Deputy Prime Minister Ali Babacan has again expressed his concern over the rule of law in Turkey, suggesting that the country could end up craving the current status of its democracy and economy in the near future if the judicial situation further deteriorates.
“Democracy can only survive with a solid legal system in place. A healthy democracy cannot be sustained in a state where you think ‘this country is democratic, but there are some problems with the rule of law.’ If the rules are not clear and transparent, if they are not enforced on those who break the law, if the judiciary is not properly functioning, democracy will likely fail,” Babacan said on May 13, referring to Turkey.

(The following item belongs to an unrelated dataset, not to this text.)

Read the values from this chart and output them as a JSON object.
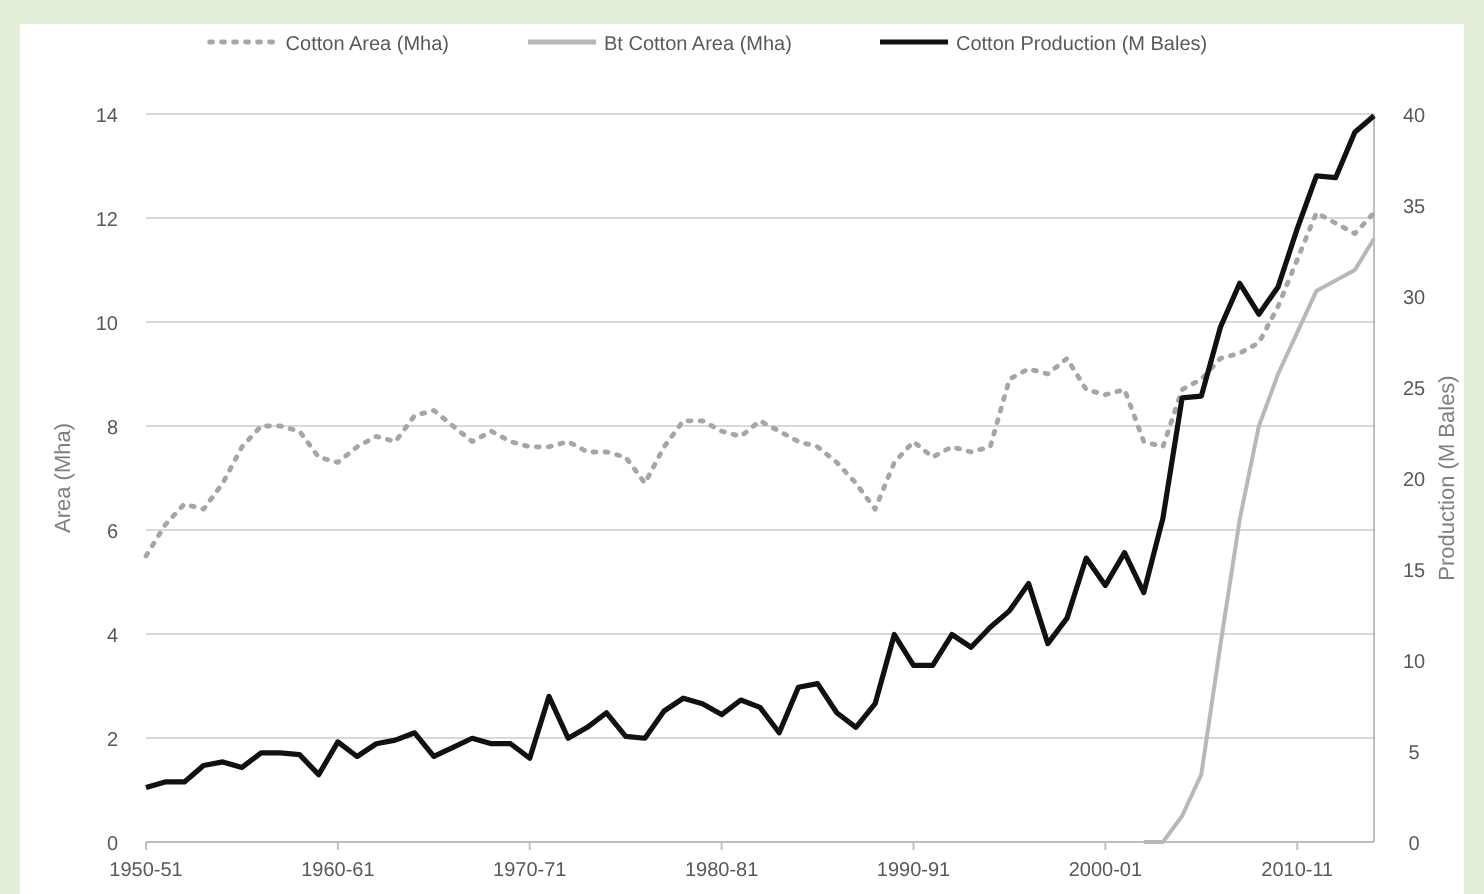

Speaking at the “Bab-ı Ali [Sublime Porte] Meetings” organized by a Turkish think tank bearing the same name, Babacan stressed that a dysfunctional legal system also hurts a country’s business environment. He said rulings reached after prolonged court processes, which are often later reversed by higher courts, damage legal certainty.
“We want a system based on universal law. We want our constitution to be simple, clear and easily comprehensible. Moreover, we say that our legal system has to operate in an objective and independent manner” the deputy prime minister said.
Babacan is widely seen as Turkey’s economy tsar, but he will not be running for parliament in next month’s general election due to the ruling Justice and Development Party’s (AKP) three-term rule, which restricts the mandate of AKP MPs to three consecutive terms in parliament.
Babacan’s position within the AKP has come under increasing scrutiny this year, amid President Tayyip Erdoğan’s continuous criticism of Turkish Central Bank Governor Erdem Başçı, who Babacan recommended for the position and whose decisions he has defended.